Quiet now, in September 1588 this remote spot seethed with men and the sound of shouted commands. Bingham reported to London that ‘de Leva with 600 men fortifies in the Castle of Ballycrwohie [Ballycroy]’. An Irishman who served with the Armada claimed the Rata held 700, and the Spanish ambassador in Paris heard that Don Alonso had landed 2000 men in Ireland, ‘where the people are helping him’. All of these estimates of the landing party were exaggerated. When the Rata left La Coruña in mid-July it carried 93 sailors and 355 soldiers, many of whom were young Spanish nobles, keen to serve with someone as distinguished as Don Alonso. Given the attrition that one would expect through sickness and combat, there were perhaps fewer than 400 men to be taken off the ship at Doona.

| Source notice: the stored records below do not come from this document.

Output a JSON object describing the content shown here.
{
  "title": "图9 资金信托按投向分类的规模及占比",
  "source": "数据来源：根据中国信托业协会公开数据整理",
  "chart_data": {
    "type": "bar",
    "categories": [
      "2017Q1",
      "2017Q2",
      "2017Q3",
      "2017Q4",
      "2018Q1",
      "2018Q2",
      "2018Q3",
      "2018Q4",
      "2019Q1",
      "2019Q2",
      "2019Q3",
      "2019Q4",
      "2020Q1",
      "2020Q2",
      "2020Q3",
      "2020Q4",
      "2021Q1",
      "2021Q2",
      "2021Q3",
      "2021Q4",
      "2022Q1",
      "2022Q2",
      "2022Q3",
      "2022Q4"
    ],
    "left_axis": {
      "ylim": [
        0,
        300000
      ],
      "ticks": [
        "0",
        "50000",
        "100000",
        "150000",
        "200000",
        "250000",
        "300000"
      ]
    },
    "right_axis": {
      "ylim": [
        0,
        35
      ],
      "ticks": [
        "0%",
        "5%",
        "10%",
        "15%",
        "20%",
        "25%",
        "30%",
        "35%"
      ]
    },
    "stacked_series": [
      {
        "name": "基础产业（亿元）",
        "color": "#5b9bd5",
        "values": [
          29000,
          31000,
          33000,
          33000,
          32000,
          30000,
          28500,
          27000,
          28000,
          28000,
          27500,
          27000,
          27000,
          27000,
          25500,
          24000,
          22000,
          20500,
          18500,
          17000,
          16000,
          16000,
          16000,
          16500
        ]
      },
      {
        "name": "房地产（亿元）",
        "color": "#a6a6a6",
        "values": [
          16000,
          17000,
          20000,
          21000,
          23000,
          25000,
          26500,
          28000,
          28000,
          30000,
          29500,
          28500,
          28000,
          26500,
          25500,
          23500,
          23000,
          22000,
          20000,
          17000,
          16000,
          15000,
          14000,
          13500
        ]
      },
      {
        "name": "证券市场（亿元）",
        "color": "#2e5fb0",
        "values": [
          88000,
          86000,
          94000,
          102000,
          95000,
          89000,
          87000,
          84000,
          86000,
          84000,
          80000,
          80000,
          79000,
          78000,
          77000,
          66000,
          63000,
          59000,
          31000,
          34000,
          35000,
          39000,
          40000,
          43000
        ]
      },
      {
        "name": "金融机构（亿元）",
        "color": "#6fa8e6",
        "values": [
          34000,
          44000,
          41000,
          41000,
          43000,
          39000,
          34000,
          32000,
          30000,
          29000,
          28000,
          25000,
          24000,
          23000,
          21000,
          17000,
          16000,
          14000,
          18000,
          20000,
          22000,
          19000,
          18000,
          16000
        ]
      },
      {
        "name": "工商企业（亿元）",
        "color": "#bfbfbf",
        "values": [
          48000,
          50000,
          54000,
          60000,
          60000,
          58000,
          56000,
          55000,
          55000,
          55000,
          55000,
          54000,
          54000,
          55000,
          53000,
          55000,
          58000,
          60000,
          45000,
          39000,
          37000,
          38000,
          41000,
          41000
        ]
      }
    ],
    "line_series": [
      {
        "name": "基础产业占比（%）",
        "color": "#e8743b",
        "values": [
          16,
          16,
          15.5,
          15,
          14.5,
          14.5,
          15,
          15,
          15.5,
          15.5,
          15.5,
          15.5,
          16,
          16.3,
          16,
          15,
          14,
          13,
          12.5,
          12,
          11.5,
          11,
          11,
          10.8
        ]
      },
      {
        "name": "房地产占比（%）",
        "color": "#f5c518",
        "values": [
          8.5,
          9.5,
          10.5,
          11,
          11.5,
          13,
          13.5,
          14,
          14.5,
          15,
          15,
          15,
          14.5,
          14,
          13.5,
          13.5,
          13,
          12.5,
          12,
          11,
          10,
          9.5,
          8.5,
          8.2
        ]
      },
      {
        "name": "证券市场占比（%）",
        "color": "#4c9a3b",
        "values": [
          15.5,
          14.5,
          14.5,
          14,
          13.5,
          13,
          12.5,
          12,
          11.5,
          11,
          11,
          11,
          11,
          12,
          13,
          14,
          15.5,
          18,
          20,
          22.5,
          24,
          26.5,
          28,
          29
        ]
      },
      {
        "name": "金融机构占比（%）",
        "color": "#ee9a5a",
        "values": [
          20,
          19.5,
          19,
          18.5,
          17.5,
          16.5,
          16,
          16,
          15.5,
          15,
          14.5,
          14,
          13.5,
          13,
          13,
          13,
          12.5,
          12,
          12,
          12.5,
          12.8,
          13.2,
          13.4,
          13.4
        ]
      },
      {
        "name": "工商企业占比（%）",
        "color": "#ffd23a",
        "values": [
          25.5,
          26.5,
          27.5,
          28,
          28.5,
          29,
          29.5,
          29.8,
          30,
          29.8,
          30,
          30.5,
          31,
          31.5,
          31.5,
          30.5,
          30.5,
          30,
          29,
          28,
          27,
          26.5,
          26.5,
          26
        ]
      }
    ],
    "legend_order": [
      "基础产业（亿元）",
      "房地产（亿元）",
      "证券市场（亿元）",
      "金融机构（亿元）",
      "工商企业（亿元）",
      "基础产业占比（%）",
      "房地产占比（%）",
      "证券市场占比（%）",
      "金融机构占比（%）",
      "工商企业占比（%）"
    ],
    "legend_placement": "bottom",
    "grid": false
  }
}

That was still more than enough, far too many to be accommodated within the castle itself. Perhaps some of the Spaniards occupied the little church; others must have camped out in the surrounding fields and sand hills in makeshift tents. ‘I am no sailor’, Don Alonso had written in August, while still aboard the Rata and complaining bitterly about the conduct of the expedition; but he was a professional soldier who had raised an elite company in Naples and led it during the wars in the Netherlands; and he would have moved quickly to secure his perimeter, to set up advance sentry posts and send out parties to scavenge what they could in the bleak blanket bog of Ballycroy.

But then what? The Rata remained stuck fast on the Tullaghan bar. Don Alonso and his men were a thousand miles from home, in hostile territory, with no means of escape. To make matters worse, a storm hit the west coast of Mayo on 21 September, ‘a most extreme and cruel storm the like whereof hath not been heard a long time’, said Bingham. It smashed what was left of the Rata beyond hope of repair and wrecked several of the Armada ships that were still out at sea.

What happened next to Don Alonso and his men is pieced together from fragments of letters. It looks as though soon after the Portuguese deserters landed in Ballycroy they were found and robbed by members of the Burke clan, who learned where they came from. On 18 September, before the great gale and only a couple of days after the Rata grounded, Bingham received word ‘that the Devil’s Hook a notable malefactor of the Burkes in Mayo, hath of late taken a dozen skiffs or small boats with certain kernes [foot-soldiers] into the islands there, by which should seem that they have knowledge of some foreign enemy to land thereabouts’. So Bingham sent out a patrol of fifty men led by Gerald Comerford, a one-armed Kilkenny lawyer who had had his body ‘most cruelly mangled, maimed and wounded’ during the Second Desmond Rebellion of 1579-83, and who was a loyal servant of the English crown in Ireland. Comerford arrived in Tullaghan Bay after the great gale to find the Devil’s Hook and his men already there, swarming over the Rata and stripping it of everything of value. He hailed them, but they ignored him, and he was reluctant to come too close. He assumed they were plundering the ship for their own benefit, and that may have been the case, but the Burkes and their friends were also intent on rescuing Don Alonso’s men. They brought news to the Spaniards that another Armada ship, the Duquesa Santa Ana, was seaworthy and anchored in Elly Bay on the Mullet, only ten miles away.

Over the next twenty-four hours and helped by the Devil’s Hook and his men, the Spaniards evacuated their camp at Ballycroy, set fire to the Rata and either force-marched their way onto the Mullet or were ferried round the coast in a small fleet of skiffs. Or perhaps the Duquesa Santa Ana weighed anchor and came to pick them up, or met them halfway. We don’t know. What we do know is that on the Mullet Justin MacDonnell sent guides to help the Spaniards and gathered his people to resist any English attempts to take them.

It seemed that thanks to Erris, Don Alonso would see Spain again after all.